Nahe dem wilden Herzen (German Edition)
Und wenn er unter dem Schlaf verrückt wäre? Sie erzitterte. Unwillkürlich bewegte sie die Beine, schob die Laken beiseite, bereit, sich zu verteidigen, zu fliehen … Ja, wenn sie schreien würde, hätte sie keine Angst, die Angst würde mit dem Schrei fliehen … Otávio erwiderte ihre Bewegung seinerseits mit hochgezogenen Augenbrauen, er presste die Lippen zusammen, öffnete sie erneut und lag wieder tot da! Sie betrachtete ihn und betrachtete ihn … wartete …

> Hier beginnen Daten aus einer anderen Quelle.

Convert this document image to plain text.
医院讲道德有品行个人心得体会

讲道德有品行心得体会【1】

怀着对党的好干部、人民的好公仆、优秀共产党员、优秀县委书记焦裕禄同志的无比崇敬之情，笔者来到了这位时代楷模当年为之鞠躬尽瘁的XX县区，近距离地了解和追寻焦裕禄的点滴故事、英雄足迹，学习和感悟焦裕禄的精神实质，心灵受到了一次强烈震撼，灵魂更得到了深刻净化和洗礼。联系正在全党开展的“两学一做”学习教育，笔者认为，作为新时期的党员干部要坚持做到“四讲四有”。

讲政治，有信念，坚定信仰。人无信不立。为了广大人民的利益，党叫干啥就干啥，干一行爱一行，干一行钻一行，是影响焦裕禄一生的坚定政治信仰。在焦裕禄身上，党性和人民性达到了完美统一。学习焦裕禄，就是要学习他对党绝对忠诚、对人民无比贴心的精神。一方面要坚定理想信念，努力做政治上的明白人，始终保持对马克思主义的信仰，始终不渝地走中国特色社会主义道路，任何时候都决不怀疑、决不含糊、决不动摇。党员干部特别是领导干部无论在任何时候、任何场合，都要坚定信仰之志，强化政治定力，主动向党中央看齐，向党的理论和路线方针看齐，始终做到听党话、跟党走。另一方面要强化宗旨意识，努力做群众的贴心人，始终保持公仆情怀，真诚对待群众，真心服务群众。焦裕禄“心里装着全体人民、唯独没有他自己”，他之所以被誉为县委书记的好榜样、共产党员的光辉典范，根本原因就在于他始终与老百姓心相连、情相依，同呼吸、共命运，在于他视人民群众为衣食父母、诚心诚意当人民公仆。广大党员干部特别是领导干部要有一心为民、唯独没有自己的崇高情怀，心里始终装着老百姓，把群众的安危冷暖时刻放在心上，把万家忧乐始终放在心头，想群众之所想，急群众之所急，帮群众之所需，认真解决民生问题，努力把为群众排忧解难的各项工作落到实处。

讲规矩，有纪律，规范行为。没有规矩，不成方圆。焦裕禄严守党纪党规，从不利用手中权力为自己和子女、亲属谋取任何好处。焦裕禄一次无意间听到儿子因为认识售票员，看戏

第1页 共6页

Nein, er war nicht gefährlich. Sie fuhr sich mit dem Handrücken über die Stirn.
Noch immer herrschte Schweigen, dasselbe Schweigen.
Wer weiß, vielleicht hatte sie einen kurzen Traum gehabt, in den sich die Wirklichkeit gemischt hatte, dachte sie. Sie versuchte sich den vergangenen Tag in Erinnerung zu rufen. Nichts Besonderes, nur Otávios Nachricht, dass er auswärts zu Mittag essen würde, was seit einiger Zeit fast regelmäßig vorkam. Oder war die Angst mehr als eine Halluzination gewesen? Das Zimmer war jetzt klar und kalt. Sie legte sich hin, schloss die Augen. Glücklicherweise hatte sie in den Nächten selten Albträume.
Wie dumm sie gewesen war. Ihre Hand näherte sich ihm, versuchte ihn zu berühren. Sie ließ die Handfläche auf seiner Brust liegen, erst sachte, fast schwebend, dann aber überwand sie sich allmählich. Sie wurde von Augenblick zu Augenblick zutraulicher und ließ sie ganz auf diesem breiten Feld liegen, das von leichter Vegetation bewachsen war. Die Augen geöffnet, ohne zu sehen, die ganze Aufmerksamkeit auf sich selbst gerichtet und auf das, was sie fühlte.
Ein Möbel knackte, die Schatten klammerten sich fester an den Kleiderschrank.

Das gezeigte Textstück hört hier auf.